И он снова принялся выкручивать мне пальцы, один за другим…
— Не дам! — закричала я, когда он отпустил первую и схватился за вторую ногу.
— А кто тебя спрашивает?!
— Ай!
Мне хотелось вгрызться зубами в деревянную спинку стула, на котором я ерзала.
— Даш, ну не конец света. Вы еще круче себе процедуры делаете и живы…
Может, кто и делает, а я нет. Мне больно!
— Кузя, хватит!
— Последний палец и все… Будешь мне мстить пинцетом… Обещаю не визжать!
Когда он вытащил из кастрюли ногу, мне захотелось вылить ему мыльную воду на голову. Она уже остыла — так что не ошпарится, а освежится. Но я чуть не навернулась на скользком полу — хорошо, успела схватиться за стул.
— Даш, ну у тебя ж ноги в креме. Надо соображать…

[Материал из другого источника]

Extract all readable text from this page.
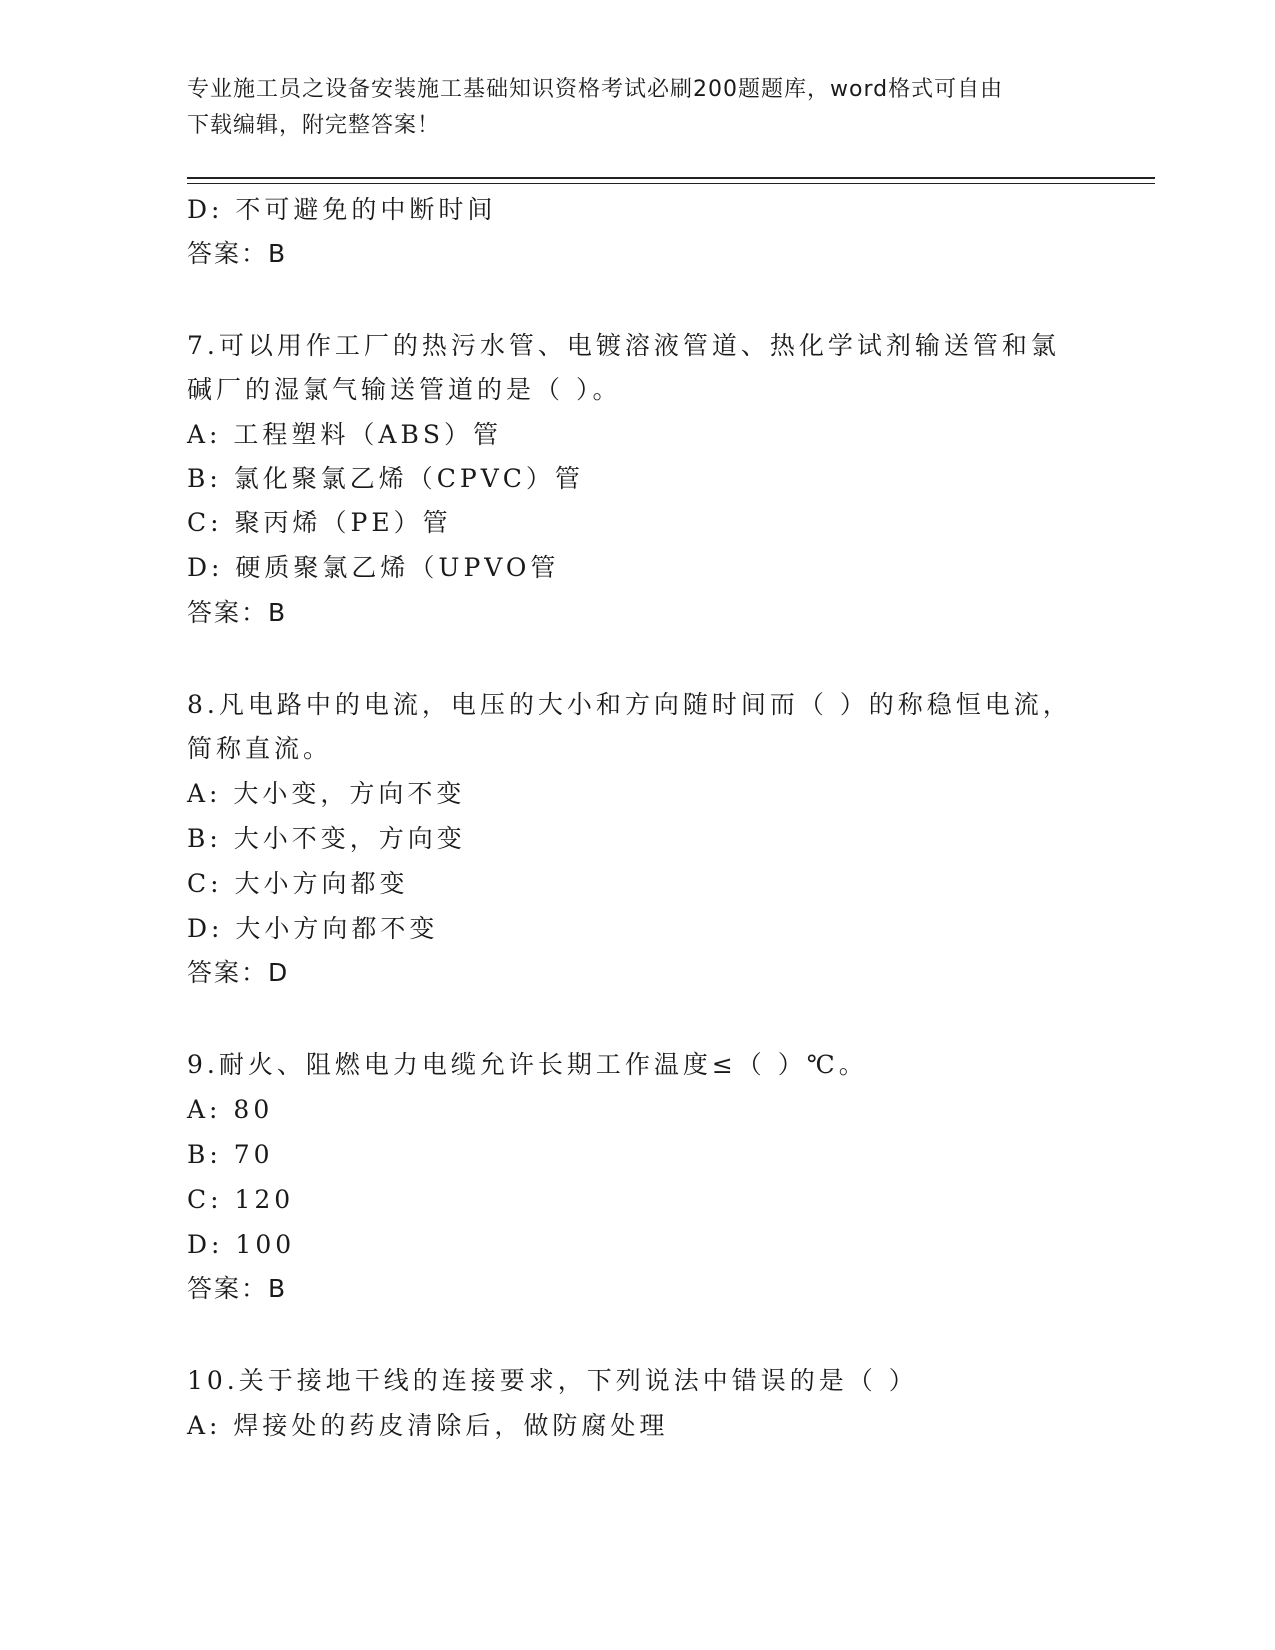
专业施工员之设备安装施工基础知识资格考试必刷200题题库，word格式可自由
下载编辑，附完整答案！
D: 不可避免的中断时间
答案：B
7.可以用作工厂的热污水管、电镀溶液管道、热化学试剂输送管和氯
碱厂的湿氯气输送管道的是（ ）。
A: 工程塑料（ABS）管
B: 氯化聚氯乙烯（CPVC）管
C: 聚丙烯（PE）管
D: 硬质聚氯乙烯（UPVO管
答案：B
8.凡电路中的电流，电压的大小和方向随时间而（ ）的称稳恒电流，
简称直流。
A: 大小变，方向不变
B: 大小不变，方向变
C: 大小方向都变
D: 大小方向都不变
答案：D
9.耐火、阻燃电力电缆允许长期工作温度≤（ ）℃。
A: 80
B: 70
C: 120
D: 100
答案：B
10.关于接地干线的连接要求，下列说法中错误的是（ ）
A: 焊接处的药皮清除后，做防腐处理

Ноги на свободе, про крем я забыла!
Схватив со стола приготовленный пинцет и йод, я опустилась коленями на мокрое полотенце и зажала его ногу коленками, точно в тиски. Пришлось хорошо намять кожу, прежде чем игла вышла наружу.
— Ничего себе! — ахнула я. — Кактус какой-то… Морской кактус…
Кузьма взял у меня пинцет с вынутой занозой и покрутил перед глазами.
— Может, морской ёж? А?
Понятия не имею, ни кто такой ёж, ни кто такой кактус — морские, последнего я точно только что выдумала.
— Какая же ты, Дашка, собранная, все-то у тебя имеется, — проговорил Кузьма то ли в благодарность, то ли с издевкой, когда я вернула колпачок на йодный карандаш.
— Давай вставай. И вторую ногу помой… — выдала я, тоже не без издевки.
— Я уступлю место даме. Первая в душ — ты!
— У меня на ногах крем.
— Вот и смоешь. Давай, иди…
Я схватила чистую одежду, скользнула взглядом по застеленной кровати и сглотнула кисло-тревожный ком. Кровать, как и все полотенца, была белой. Идеально белой…
— Даша, ты можешь не быть черепахой?! Сразу видно, никогда в общаге не жила!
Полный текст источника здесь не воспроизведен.